Bu Türkiye nasıl Müslüman bir ülkedir ki, şu zavallı kardeşimize/vatandaşımıza düze çıkması için nihayet 1000 lira gibi küçük bir meblağı bulup verememiştir.

Zekat vermesi gereken Müslümanlar zekatlarını, o zekatları hakkeden kardeşlerine verseler böyle facialar yaşanmaz. Lakin ne yazık ki:

Müslümanların bir kısmı hiç zekat vermiyor.

Bir kısmının zekatlarını ise, birtakım cemaatler, fıkhın ve şeriatın izin vermediği şekilde topluyor ve gerçek hak sahiplerine vermiyorlar.

Yüce Kitabımız Kur’ân-ı Azimüşşan zekatların 8 grup insana verilmesi gerektiğini bildiriyor.

Birinci grup miskinlerdir. Yani hiçbir şeyi olmayan, gerçekten çok yoksul, çok perişan kimselerdir.

İkinci grup fakirlerdir. Üç beş kuruş geliri var, azıcık malı var ama kendini, çoluk çocuğunu doyuracak, geçindirecek kadar değil.

Bugün memleketimizde 10 milyon (belki daha fazla) işsiz var. İşsizlik ne demektir? Aşsızlık demektir. Yarı aç yarı tok yaşamak demektir. Borç harç içinde sürünmek demektir.

Yukarıda anlatılan vak’ada olduğu gibi işi olup da sürünenler vardır. Koskoca fabrikada koruma/güvenlik görevlisi olarak çalışıyor, ayda eline net 410 lira geçiyor, bunun 200’ünü kiraya veriyor. Çocuk hasta, dul annesine bakıyor, kirayı ödeyemiyor, bir felaket ki sormayın. Çalışan, sigortalı işi olan böyle olursa, hiç işi olmayanları düşünün.
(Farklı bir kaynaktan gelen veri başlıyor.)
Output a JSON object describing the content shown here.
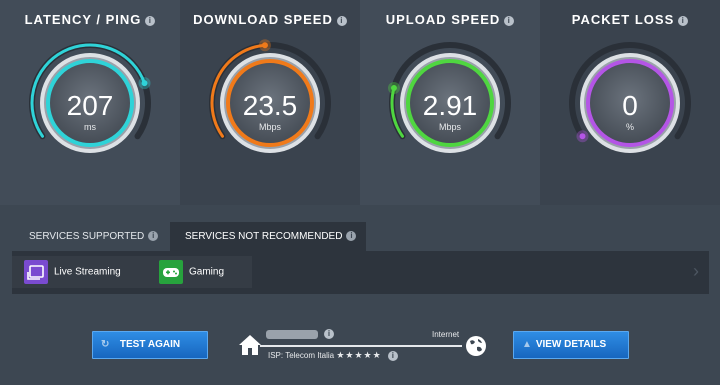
{
  "gauges": [
    {
      "title": "LATENCY / PING",
      "value": "207",
      "unit": "ms",
      "color": "#2fd3d8",
      "level": 0.78
    },
    {
      "title": "DOWNLOAD SPEED",
      "value": "23.5",
      "unit": "Mbps",
      "color": "#f07a1a",
      "level": 0.48
    },
    {
      "title": "UPLOAD SPEED",
      "value": "2.91",
      "unit": "Mbps",
      "color": "#4fd640",
      "level": 0.2
    },
    {
      "title": "PACKET LOSS",
      "value": "0",
      "unit": "%",
      "color": "#b455e6",
      "level": 0.0
    }
  ],
  "tabs": [
    {
      "label": "SERVICES SUPPORTED",
      "active": false
    },
    {
      "label": "SERVICES NOT RECOMMENDED",
      "active": true
    }
  ],
  "services": [
    {
      "label": "Live Streaming",
      "icon": "live-streaming-icon"
    },
    {
      "label": "Gaming",
      "icon": "gamepad-icon"
    }
  ],
  "buttons": {
    "test_again": "TEST AGAIN",
    "view_details": "VIEW DETAILS"
  },
  "connection": {
    "internet_label": "Internet",
    "isp_text": "ISP: Telecom Italia",
    "rating_stars": "★★★★★"
  },
  "info_glyph": "i"
}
Zengin, orta halli, tuzu kuru bütün Müslümanlar zekatlarını doğru dürüst ve verilmesi gereken yerlere verseler bu memlekette bu kadar sefalet olmaz, bu kadar facia cereyan etmez.

Yüce dinimiz, fıkhımız, şeriatımız zekatların hakikî şahıslara verilmesini; hükmî şahıslara, tüzel kişilere verilmemesini emr ediyor.
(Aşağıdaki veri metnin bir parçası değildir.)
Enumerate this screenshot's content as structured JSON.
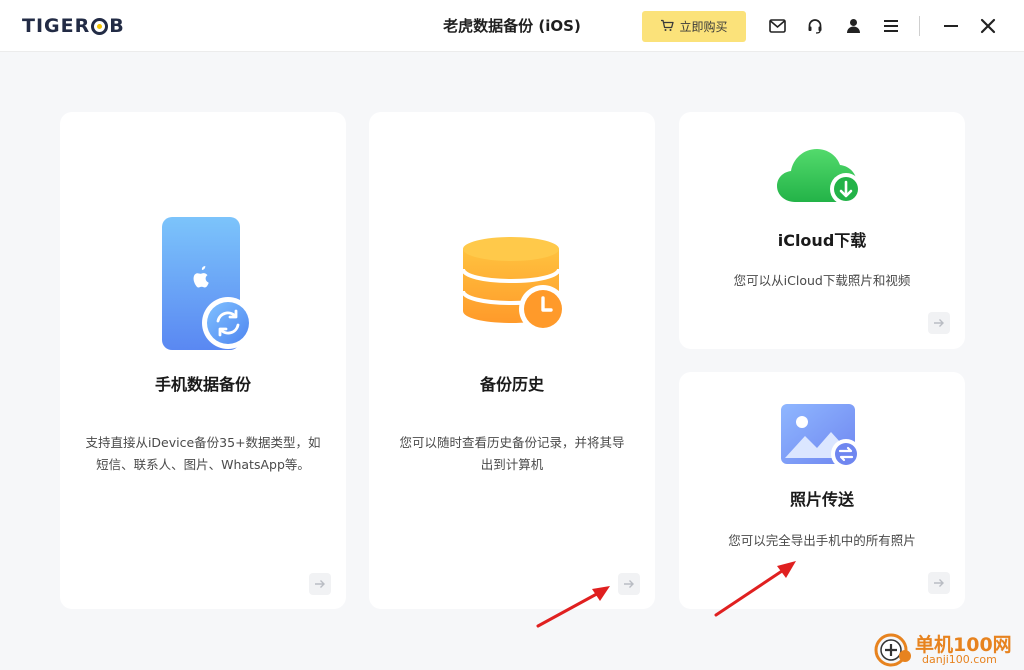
{
  "header": {
    "logo_text_a": "TIGER",
    "logo_text_b": "B",
    "title": "老虎数据备份 (iOS)",
    "buy_label": "立即购买"
  },
  "toolbar_icons": [
    "mail-icon",
    "headset-icon",
    "user-icon",
    "menu-icon",
    "minimize-icon",
    "close-icon"
  ],
  "cards": {
    "backup": {
      "title": "手机数据备份",
      "desc_line1": "支持直接从iDevice备份35+数据类型，如",
      "desc_line2": "短信、联系人、图片、WhatsApp等。"
    },
    "history": {
      "title": "备份历史",
      "desc_line1": "您可以随时查看历史备份记录，并将其导",
      "desc_line2": "出到计算机"
    },
    "icloud": {
      "title": "iCloud下载",
      "desc": "您可以从iCloud下载照片和视频"
    },
    "photo": {
      "title": "照片传送",
      "desc": "您可以完全导出手机中的所有照片"
    }
  },
  "watermark": {
    "text": "单机100网",
    "url": "danji100.com"
  },
  "colors": {
    "accent_yellow": "#fbe27a",
    "background": "#f6f7f9",
    "annotation_red": "#e02020"
  }
}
Kızılay’a, Çocuk Esirgeme Kurumuna (Zaten o bir mason kuruluşudur), Hava kurumuna, Cami Yaptırma derneğine, herhangi bir hizbe, fırkaya, cemiyete zekat verilmez.

Fakir vatandaş o hallere düşmüş ki, yardım için valiye gitmiş. Vali ne yapsın. Yardıma muhtaç olan bir değil, iki değil, üç-beş kişi değil.

Lafa geldi mi mangalda kül bırakmayan İslâmcı büyüklerin (bir kısmı tepesi üstü düşsün!) Müslümanlara zekatlarını nasıl ve kimlere vereceklerini güzelce anlatmaları, bu konuda kılavuzluk yapmaları gerekmez mi?

Müslüman temsilcilerin, ileri gelenlerin, dindarların fakirlere yardım, işsizlere iş bulmak konusunda çok ciddî bir seferberlik başlatmaları gerekmez mi?

Halkın milyonlarcası sefalet ve perişanlık içinde yaşarken, bir kısım İslâmcıların, kodaman Müslümanların Nemrud’lar, Firavun’lar, Neron’lar gibi yaşaması doğru mudur?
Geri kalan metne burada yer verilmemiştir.